Les soins médicaux expliquent également le véritable gouffre social entre ceux qui possèdent une assurance maladie privée, d’une part, soit les deux tiers de la population américaine, et ceux qui, d’autre part, ne bénéficient que des assurances maladies publiques ou qui ne sont pas assurés du tout, soit le tiers restant, environ cent millions de personnes. Le taux de pauvreté chez les premiers est officiellement de 4,8%/ Il passe à 7,5% avec les mesures corrigées. Les seconds, ceux qui n’ont que les assurances maladies publiques, sont à 37,6% officiellement. Un taux qui tombent à 31,7% avec les mesures corrigées des aides publiques. Chez ceux qui ne sont pas assurés du tout, les taux sont respectivement de 29,2% et 30,7%.

Parmi les différentes catégories raciales, la pauvreté chez les Noirs diminue avec les mesures supplémentaires de pauvreté – elle passe de 27,5 à 25,4% – tandis qu’elle augmente chez les hispaniques - de 26,7 à 28,2%. Pour la première fois, les Hispaniques apparaissent comme plus pauvres que les Noirs. La différence la plus importante, pourtant, entre les mesures officielles et les mesures supplémentaires de pauvreté se trouve chez les Asiatiques. Leur taux passe de 12,1% à plus de 16,7% respectivement. Les nouvelles mesures montrent aussi une plus grande pauvreté chez ceux qui sont nés à l’étranger. L’écarts entre les deux taux est supérieurs à 5%.

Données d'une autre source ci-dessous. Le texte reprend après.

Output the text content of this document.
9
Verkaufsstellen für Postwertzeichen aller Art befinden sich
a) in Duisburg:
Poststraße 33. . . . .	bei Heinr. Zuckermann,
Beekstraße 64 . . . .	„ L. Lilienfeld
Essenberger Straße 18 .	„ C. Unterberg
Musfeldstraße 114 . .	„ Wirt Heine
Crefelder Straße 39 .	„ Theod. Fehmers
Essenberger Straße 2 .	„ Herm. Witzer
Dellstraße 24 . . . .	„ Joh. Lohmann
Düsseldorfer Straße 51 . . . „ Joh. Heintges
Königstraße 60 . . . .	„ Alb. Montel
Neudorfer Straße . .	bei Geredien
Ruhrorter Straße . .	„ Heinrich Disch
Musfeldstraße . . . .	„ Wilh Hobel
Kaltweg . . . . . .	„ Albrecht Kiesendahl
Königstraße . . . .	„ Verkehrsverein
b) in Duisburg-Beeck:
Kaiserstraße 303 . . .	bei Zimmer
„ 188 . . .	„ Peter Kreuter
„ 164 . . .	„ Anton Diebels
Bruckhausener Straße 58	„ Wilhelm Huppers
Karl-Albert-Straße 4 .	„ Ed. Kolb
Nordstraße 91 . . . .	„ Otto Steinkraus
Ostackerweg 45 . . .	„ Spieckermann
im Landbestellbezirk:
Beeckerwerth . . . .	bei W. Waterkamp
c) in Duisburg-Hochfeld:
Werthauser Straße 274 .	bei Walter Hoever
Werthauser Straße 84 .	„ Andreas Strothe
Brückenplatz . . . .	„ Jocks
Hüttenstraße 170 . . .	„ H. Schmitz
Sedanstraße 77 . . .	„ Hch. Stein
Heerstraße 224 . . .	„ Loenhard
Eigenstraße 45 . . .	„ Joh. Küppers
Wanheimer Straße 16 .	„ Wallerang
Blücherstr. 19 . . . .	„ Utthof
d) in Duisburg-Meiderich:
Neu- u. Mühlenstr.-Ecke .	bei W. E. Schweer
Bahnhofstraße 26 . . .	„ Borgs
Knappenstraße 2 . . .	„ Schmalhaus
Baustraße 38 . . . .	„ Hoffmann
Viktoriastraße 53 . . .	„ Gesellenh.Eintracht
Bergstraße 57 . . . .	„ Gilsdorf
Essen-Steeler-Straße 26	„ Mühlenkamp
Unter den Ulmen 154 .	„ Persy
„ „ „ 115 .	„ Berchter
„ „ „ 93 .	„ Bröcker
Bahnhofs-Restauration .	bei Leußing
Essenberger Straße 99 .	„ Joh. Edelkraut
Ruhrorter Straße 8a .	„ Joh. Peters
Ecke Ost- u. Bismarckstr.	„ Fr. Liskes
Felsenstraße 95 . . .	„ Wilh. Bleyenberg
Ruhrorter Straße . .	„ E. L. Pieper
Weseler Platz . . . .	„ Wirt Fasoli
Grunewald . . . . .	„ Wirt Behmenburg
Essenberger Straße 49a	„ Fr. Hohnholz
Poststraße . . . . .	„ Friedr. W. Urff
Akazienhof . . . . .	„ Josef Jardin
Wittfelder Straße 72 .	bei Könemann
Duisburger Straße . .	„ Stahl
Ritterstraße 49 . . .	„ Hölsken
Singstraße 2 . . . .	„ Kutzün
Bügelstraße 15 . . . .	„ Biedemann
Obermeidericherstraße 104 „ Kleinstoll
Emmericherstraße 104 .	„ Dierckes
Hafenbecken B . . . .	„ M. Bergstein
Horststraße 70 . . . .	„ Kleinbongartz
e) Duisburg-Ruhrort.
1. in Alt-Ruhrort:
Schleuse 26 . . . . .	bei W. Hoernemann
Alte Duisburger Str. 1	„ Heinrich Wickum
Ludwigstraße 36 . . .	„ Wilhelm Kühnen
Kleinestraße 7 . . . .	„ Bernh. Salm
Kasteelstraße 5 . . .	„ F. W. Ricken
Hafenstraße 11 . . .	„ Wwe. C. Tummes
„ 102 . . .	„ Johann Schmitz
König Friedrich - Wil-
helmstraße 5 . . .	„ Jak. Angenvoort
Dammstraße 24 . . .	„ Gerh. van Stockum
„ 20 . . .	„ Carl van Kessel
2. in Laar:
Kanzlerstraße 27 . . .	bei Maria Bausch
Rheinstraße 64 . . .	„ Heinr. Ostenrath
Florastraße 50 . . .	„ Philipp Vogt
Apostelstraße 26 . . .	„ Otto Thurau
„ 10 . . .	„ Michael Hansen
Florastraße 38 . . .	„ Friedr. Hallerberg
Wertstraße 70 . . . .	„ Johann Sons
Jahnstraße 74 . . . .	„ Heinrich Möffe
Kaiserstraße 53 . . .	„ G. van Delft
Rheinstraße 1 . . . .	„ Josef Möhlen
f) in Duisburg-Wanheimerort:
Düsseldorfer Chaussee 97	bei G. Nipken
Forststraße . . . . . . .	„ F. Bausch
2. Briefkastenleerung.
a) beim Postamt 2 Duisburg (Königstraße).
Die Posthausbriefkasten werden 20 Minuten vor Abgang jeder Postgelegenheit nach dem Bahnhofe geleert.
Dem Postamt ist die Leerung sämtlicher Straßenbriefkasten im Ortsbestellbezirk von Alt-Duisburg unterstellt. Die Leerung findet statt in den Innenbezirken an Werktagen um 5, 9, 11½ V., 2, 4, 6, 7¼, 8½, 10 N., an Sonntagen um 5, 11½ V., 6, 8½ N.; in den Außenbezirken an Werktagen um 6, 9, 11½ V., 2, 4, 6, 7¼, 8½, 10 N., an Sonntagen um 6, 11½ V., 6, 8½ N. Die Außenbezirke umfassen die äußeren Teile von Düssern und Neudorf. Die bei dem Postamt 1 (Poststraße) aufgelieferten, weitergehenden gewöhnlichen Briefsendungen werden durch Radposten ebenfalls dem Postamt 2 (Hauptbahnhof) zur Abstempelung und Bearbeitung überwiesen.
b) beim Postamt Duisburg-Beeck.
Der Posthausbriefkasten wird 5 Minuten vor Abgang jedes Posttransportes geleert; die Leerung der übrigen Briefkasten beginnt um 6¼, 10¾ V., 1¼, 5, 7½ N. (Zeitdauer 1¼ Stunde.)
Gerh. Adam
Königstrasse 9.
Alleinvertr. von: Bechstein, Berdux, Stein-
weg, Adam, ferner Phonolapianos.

En affinant les critères, le seuil de pauvreté varie selon les cas. Ce n’est plus véritablement un seuil mais une zone frontalière dans laquelle les individus et les familles, selon leurs situations respectives, basculent dans la pauvreté. Par exemple, en 2010, le seuil est officiellement de 22 113 dollars pour une famille de quatre personnes (deux adultes et deux enfants). En affinant simplement les critères de logement (avec prêt, sans prêt, etc.) le seuil de pauvreté pour les différents cas oscille alors entre 20 590 dollars et plus de 25 000 dollars de revenus annuels.

Géographiquement, le Sud et le Midwest, des régions à fortes concentrations de pauvres, voient leur taux diminuer légèrement avec les nouvelles mesures. En revanche dans l’Ouest, la pauvreté apparaît plus importante (4% de variation). Le coût du logement en est la principale explication.

Finalement, en changeant de critères de comptage, les statisticiens américains ont surtout tendance à révéler un plus grand nombre d’Américains en difficulté. La prise en compte des aides sociales ne transforme pas leurs bénéficiaires en riches. Les milliers de jeunes qui bénéficient des programmes d’aides alimentaires ou autres sortent des statistiques corrigées, mais ils restent aux marges de la pauvreté officielle et statistiques. En réalité, ils sont pauvres.

Avec près de 50 millions de personnes, les pauvres sont plus nombreux que les Californiens et les Texans réunis. Le risque étant, encore une fois, que malgré ces mesures d’ajustement, la population des pauvres soient encore très largement sous estimée aux États-Unis.

 Pour aller plus loin : le rapport complet sur les Mesures supplémentaires de pauvreté du Bureau du recensement est à lire ici (en anglais)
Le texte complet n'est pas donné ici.